The position of the camera can be expressed as an R and a T matrix. This can either represent:

  • a “world-to-view” transform - this represents the transformation to go from the world coordinate system where the camera lives to the camera position and viewpoint
  • a “view-to-world” transform - this represents the inverse transformation to go from the camera viewpoint back to the world coordinate system

Datasets and codebases have different conventions for how cameras are represented. It’s very important to understand the conventions of the codebase and dataset that you are using.

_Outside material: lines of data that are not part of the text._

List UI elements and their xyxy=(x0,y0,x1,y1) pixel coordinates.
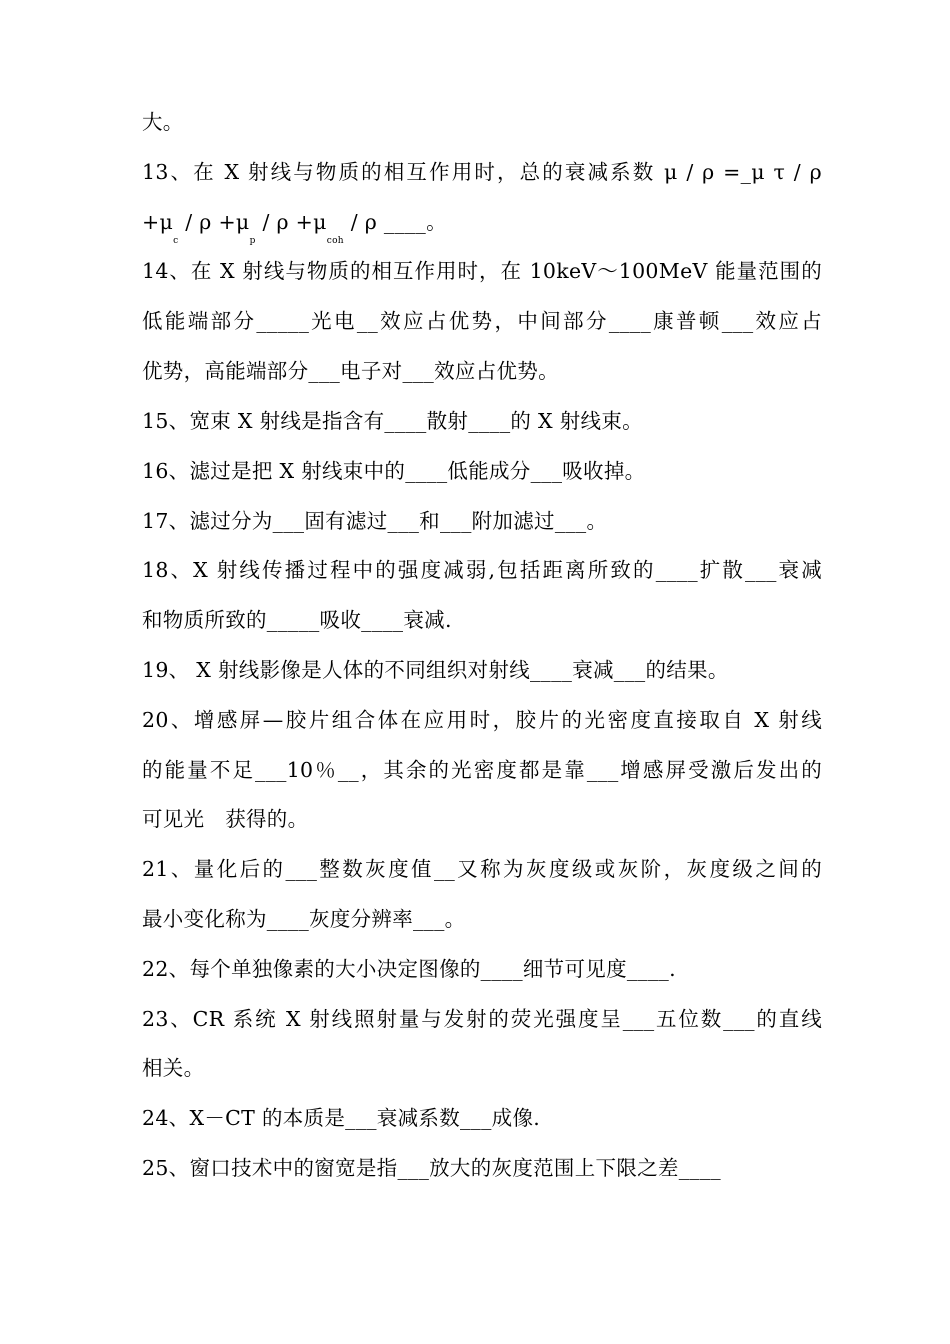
text-line: 22、每个单独像素的大小决定图像的____细节可见度____. xyxy=(142,957,676,981)
text-line: 13、在 X 射线与物质的相互作用时，总的衰减系数 μ / ρ =_μ τ / ρ xyxy=(142,160,822,184)
text-line: 23、CR 系统 X 射线照射量与发射的荧光强度呈___五位数___的直线 xyxy=(142,1007,822,1031)
formula-part: +μ xyxy=(142,210,174,234)
subscript: c xyxy=(173,236,179,246)
text-line: 17、滤过分为___固有滤过___和___附加滤过___。 xyxy=(142,509,608,533)
text-line: 18、X 射线传播过程中的强度减弱,包括距离所致的____扩散___衰减 xyxy=(142,558,822,582)
text-line: 20、增感屏—胶片组合体在应用时，胶片的光密度直接取自 X 射线 xyxy=(142,708,822,732)
text-line: 14、在 X 射线与物质的相互作用时，在 10keV～100MeV 能量范围的 xyxy=(142,259,822,283)
subscript: coh xyxy=(326,236,344,246)
text-line: 和物质所致的_____吸收____衰减. xyxy=(142,608,452,632)
text-line: 可见光 获得的。 xyxy=(142,807,309,831)
text-line: 16、滤过是把 X 射线束中的____低能成分___吸收掉。 xyxy=(142,459,646,483)
text-line: 最小变化称为____灰度分辨率___。 xyxy=(142,907,466,931)
formula-part: / ρ +μ xyxy=(178,210,250,234)
text-line: 相关。 xyxy=(142,1056,205,1080)
text-line: 低能端部分_____光电__效应占优势，中间部分____康普顿___效应占 xyxy=(142,309,822,333)
formula-part: / ρ ____。 xyxy=(343,210,447,234)
text-line: 优势，高能端部分___电子对___效应占优势。 xyxy=(142,359,559,383)
text-line: 19、 X 射线影像是人体的不同组织对射线____衰减___的结果。 xyxy=(142,658,729,682)
text-line: 的能量不足___10％__，其余的光密度都是靠___增感屏受激后发出的 xyxy=(142,758,822,782)
formula-line xyxy=(142,208,822,246)
formula-part: / ρ +μ xyxy=(255,210,327,234)
text-line: 25、窗口技术中的窗宽是指___放大的灰度范围上下限之差____ xyxy=(142,1156,721,1180)
text-line: 21、量化后的___整数灰度值__又称为灰度级或灰阶，灰度级之间的 xyxy=(142,857,822,881)
text-line: 24、X－CT 的本质是___衰减系数___成像. xyxy=(142,1106,541,1130)
subscript: p xyxy=(249,236,256,246)
text-line: 大。 xyxy=(142,110,184,134)
text-line: 15、宽束 X 射线是指含有____散射____的 X 射线束。 xyxy=(142,409,643,433)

For example synthetic data generated using habitat-sim uses the “view-to-world” convention, whereas pytorch3D uses the “world-to-view” convention.

Convention conversion

It’s easy to convert between the two, simply by inverting the 4x4 transformation matrix.

from typing import Tuple
import torch

def convert_cameras(
    R: torch.Tensor, T: torch.Tensor
) -> Tuple[torch.Tensor, torch.Tensor]:
    """
    Convert camera extrinsics definition from view-to-world to
    world-to-view.  This requires inverting the 4x4 RT matrix.

    Args:
      R: torch.FloatTensor of shape (3, 3)
         representing the view-to-world transform
      T: torch.FloatTensor of shape (1, 3) representing
         the camera position in camera coordinates

    Returns R, T converted to be a world-to-view transform
    """
    assert R.shape == (3, 3)
    assert T.shape == (1, 3)

    Pinv = torch.eye(4)

    # Compose into RT
    Pinv[0:3,0:3] = R
    Pinv[0:3,3] = T

    # Invert
    P = torch.linalg.inv(Pinv).to(torch.float32)

    # Split back to R and T
    R = P[0:3, 0:3]
    T = P[0:3, 3]
    return R, T

In a later blog post we’ll cover coordinate system conventions in more detail. Understanding the data conventions and the coordinate system in which it lives is extremely important when setting up a deep learning training pipeline.